Statue of Evander Holyfield
- Statue of Evander Holyfield, 2023
- Interactive map of Statue of Evander Holyfield
- Location: State Farm Arena, Atlanta, Georgia, United States
- Designer: Brian Hanlon
- Material: Bronze
- Height: 9 feet (2.7 m)
- Dedicated date: June 25, 2021
- Dedicated to: Evander Holyfield

= Statue of Evander Holyfield =

Statue in Atlanta, Georgia, U.S.

The Evander Holyfield statue is a monumental statue of famed professional boxer Evander Holyfield, located in Atlanta, Georgia, United States. The statue was designed by sculptor Brian Hanlon and unveiled in front of State Farm Arena on June 25, 2021.

== History ==
The statue of Evander Holyfield was first announced on November 27, 2017, by Atlanta Mayor Kasim Reed. In a press release issued that day, Reed said that the work, a 9 ft tall bronze statue designed by sculptor Brian Hanlon, would be located in front of the Flatiron Building in Downtown Atlanta and would "remind viewers of his contributions to the sport of boxing and the City of Atlanta’s proud legacy of athletic achievement." Reed went on to call Holyfield one of the city's "most accomplished residents". Holyfield was raised in Atlanta's Bowen Homes housing project and began boxing at a young age. He accumulated numerous accolades over his professional boxing career, including winning a bronze medal in boxing at the 1984 Summer Olympics and being elected into the International Boxing Hall of Fame in 2017, his first year of eligibility. The $90,000 cost of the statue was part of a $4.4 million investment in public art in Downtown, Midtown, and Southwest Atlanta. The press release stated that the monument would be installed in early 2018.
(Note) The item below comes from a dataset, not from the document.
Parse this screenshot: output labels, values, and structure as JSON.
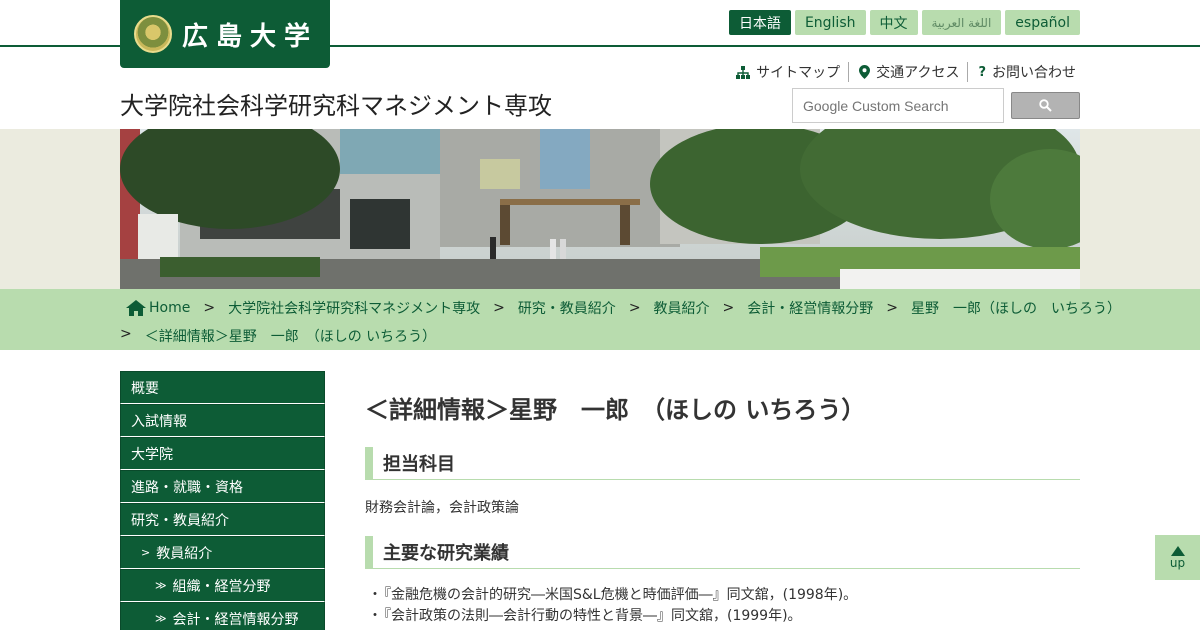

Despite this expected installation date, an April 2019 article published by Curbed Atlanta pointed out that the statue had not yet been erected, with Hanlon claiming that the sculpture was being held in storage by the city government. In the same article, a representative of Atlanta Mayor Keisha Lance Bottoms said they would look into the matter. Another Curbed article published in November 2019 stated that the statue was no longer going to be installed in Downtown and that instead, the city was working with a neighborhood planning unit to install the statue somewhere in Southwest Atlanta.

Finally, in early 2021, Atlanta Hawks CEO Steve Koonin offered a location in front of State Farm Arena. The Arena sits on the former site of the Omni Coliseum, where Holyfield fought three times. In a ceremony attended by local officials and Holyfield himself, the statue was unveiled on June 25, 2021.